Based on Celotex, this court has no authority to issue an order addressing any claims against ResMAE, be they claims by plaintiff or counter-claims by co-defendants in this case.*fn7
Plaintiff, now proceeding with counsel, argues only that this motion to dismiss is untimely, and that plaintiff should be given the opportunity to challenge the injunction with the Bankruptcy Court before this action is dismissed. In regard to plaintiff's first argument, as discussed above, service on ResMAE did not comply with the Federal and State rules. Therefore, ResMAE was not required to respond to the complaint in any way. It is true that ResMAE does not challenge service; however, the failure to challenge service, but a defendant not subject to suit, will not be held against it. According to the proof of service filed December 31, 2009, (dkt. # 5), ResMAE was (improperly) served on December 30, 2009. ResMAE filed its notice of filing bankruptcy on January 22, 2010, and a request for dismissal based on the bankruptcy on January 25, 2010. (Dkt. ##7, 10.) It then filed a request for dismissal on February 1, 2010, and only filed a motion to dismiss after being directed to do so by the district court. (Dkt. #s 12, 14, 17.) As ResMAE was never properly served, its motion to dismiss is timely.

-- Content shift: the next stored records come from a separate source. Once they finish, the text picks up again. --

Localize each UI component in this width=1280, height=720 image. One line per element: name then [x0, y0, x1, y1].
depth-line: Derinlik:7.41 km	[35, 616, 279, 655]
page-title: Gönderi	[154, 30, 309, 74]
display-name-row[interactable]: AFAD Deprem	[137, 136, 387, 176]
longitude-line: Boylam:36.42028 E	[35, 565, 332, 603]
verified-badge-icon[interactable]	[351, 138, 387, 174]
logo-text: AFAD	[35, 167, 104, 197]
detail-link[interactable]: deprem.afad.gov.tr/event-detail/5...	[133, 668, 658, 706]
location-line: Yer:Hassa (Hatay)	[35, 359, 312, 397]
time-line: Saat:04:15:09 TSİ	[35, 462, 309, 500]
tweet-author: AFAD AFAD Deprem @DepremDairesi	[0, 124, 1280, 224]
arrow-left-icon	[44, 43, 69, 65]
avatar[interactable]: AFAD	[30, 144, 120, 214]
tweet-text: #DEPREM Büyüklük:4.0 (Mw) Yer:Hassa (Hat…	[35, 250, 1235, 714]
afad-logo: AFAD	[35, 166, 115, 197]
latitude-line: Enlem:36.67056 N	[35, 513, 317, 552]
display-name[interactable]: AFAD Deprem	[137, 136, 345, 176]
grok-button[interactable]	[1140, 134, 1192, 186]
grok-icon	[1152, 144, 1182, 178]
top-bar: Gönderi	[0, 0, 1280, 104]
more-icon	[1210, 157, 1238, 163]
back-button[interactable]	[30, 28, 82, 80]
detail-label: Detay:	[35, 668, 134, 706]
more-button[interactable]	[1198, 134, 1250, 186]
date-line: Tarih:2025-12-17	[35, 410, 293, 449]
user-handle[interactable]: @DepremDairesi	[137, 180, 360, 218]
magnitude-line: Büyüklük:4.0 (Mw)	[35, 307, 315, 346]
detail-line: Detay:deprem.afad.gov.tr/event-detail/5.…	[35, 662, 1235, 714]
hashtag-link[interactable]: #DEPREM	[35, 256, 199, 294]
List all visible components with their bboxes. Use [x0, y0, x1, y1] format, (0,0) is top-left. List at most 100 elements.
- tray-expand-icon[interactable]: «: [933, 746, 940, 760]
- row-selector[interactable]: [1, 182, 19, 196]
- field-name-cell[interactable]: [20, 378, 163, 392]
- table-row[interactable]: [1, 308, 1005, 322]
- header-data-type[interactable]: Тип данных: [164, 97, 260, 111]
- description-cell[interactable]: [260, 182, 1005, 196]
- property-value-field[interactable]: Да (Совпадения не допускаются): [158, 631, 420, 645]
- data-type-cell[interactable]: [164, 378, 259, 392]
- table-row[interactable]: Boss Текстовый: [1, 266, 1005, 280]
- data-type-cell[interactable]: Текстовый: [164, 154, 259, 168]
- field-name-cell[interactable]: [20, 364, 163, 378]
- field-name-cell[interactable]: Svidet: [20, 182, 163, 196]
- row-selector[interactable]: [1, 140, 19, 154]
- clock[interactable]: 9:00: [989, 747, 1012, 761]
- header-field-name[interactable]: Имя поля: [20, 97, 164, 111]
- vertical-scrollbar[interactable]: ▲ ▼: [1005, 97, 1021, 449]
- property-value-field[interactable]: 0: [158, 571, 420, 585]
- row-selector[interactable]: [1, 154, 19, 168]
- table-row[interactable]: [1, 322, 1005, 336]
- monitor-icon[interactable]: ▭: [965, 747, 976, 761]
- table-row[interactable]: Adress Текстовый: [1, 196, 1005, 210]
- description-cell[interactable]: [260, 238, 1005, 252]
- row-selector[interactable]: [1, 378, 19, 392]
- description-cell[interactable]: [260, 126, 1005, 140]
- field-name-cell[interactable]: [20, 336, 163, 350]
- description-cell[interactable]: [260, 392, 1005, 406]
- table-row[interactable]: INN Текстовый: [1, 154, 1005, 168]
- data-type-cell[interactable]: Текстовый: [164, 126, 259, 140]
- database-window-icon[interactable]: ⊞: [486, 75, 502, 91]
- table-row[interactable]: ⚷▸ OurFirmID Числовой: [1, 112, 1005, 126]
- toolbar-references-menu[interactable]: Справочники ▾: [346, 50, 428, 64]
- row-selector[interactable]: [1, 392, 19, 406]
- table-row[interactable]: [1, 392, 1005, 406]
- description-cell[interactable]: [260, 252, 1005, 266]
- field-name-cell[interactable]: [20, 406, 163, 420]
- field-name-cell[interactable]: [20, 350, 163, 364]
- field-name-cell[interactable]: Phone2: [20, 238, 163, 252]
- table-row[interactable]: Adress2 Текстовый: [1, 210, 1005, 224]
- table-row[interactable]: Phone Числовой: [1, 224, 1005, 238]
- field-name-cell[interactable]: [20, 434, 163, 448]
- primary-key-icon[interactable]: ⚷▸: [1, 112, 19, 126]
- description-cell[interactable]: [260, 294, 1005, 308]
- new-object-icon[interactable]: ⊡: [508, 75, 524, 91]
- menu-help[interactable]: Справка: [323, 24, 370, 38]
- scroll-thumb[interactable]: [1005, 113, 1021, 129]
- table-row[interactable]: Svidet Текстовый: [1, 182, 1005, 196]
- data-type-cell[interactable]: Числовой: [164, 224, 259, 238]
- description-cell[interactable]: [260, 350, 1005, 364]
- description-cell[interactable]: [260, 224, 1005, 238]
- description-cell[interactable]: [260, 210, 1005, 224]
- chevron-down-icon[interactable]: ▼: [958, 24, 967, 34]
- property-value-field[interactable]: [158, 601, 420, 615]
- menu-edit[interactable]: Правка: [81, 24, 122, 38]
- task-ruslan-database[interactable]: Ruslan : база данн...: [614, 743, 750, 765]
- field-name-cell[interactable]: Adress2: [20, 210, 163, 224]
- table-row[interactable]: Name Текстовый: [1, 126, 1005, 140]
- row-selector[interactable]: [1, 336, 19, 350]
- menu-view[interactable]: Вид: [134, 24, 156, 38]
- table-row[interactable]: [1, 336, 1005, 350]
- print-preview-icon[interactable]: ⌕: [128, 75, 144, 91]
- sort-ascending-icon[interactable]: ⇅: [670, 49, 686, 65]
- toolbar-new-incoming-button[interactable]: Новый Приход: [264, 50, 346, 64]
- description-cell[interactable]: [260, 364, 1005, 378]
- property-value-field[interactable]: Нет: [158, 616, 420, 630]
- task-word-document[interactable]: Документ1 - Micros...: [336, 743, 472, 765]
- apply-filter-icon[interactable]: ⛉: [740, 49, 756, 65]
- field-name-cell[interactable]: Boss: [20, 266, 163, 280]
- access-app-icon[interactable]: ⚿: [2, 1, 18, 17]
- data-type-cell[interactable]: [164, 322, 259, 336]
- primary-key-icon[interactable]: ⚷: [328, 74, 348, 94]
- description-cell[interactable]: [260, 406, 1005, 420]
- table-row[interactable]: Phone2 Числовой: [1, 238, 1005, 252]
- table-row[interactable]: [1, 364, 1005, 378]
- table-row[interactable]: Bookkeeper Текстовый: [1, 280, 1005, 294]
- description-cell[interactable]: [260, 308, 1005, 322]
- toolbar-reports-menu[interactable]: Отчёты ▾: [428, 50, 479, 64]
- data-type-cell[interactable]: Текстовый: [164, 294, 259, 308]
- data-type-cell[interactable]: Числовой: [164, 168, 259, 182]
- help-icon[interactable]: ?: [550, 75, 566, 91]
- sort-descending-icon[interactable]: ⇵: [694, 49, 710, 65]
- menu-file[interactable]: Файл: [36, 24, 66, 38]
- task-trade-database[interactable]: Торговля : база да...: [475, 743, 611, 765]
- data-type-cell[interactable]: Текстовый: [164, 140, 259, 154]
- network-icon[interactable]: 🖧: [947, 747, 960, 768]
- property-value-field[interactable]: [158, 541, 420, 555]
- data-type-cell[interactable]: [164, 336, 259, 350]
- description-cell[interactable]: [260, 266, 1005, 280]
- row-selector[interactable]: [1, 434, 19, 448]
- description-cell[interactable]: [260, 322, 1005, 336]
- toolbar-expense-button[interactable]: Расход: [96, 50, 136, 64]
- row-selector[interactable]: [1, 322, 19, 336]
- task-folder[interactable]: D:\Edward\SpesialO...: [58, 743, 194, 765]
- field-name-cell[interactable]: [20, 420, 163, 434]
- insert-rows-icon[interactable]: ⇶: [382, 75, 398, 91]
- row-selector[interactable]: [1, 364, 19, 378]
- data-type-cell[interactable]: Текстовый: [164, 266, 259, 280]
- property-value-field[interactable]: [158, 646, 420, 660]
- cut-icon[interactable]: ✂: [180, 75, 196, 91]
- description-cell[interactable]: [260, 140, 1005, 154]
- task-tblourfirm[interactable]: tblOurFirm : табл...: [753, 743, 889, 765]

Plaintiff has cited no authority in support of her request to challenge the bankruptcy injunction order prior to the dismissal of ResMAE.
Accordingly, IT IS ORDERED that: plaintiff serve process on all defendants who have not yet filed a responsive pleading, and file a statement reflecting service on those defendants within 21 days of this order. Failure to comply with this order will result in a recommendation that the unserved defendants be dismissed from this action.
For the reasons stated herein, IT IS HEREBY RECOMMENDED that:
1. The motion to dismiss, filed January 28, 2010, by defendants Wilshire Credit Corporation, Mortgage Electronic Registration Systems, Inc., Merrill Lynch Mortgage Investors, Inc, and Merrill Lynch Investors Trust Series 2006 RM5, be granted and these defendants be dismissed with prejudice.
2. The motion to dismiss, filed February 17, 2010, by defendant ResMAE be granted, and this defendant be dismissed with prejudice.
These findings and recommendations are submitted to the United States District Judge assigned to the case, pursuant to the provisions of Title 28 U.S.C. § 636(b)(l). Within fourteen (14) days after being served with these findings and recommendations, any party may file written objections with the court and serve a copy on all parties. Such a document should be captioned "Objections to Magistrate Judge's Findings and Recommendations." Any reply to the objections shall be served and filed within fourteen (14) days after service of the objections. The parties are advised that failure to file objections within the specified time may waive the right to appeal the District Court's order. Martinez v. Ylst, 951 F.2d 1153 (9th Cir. 1991).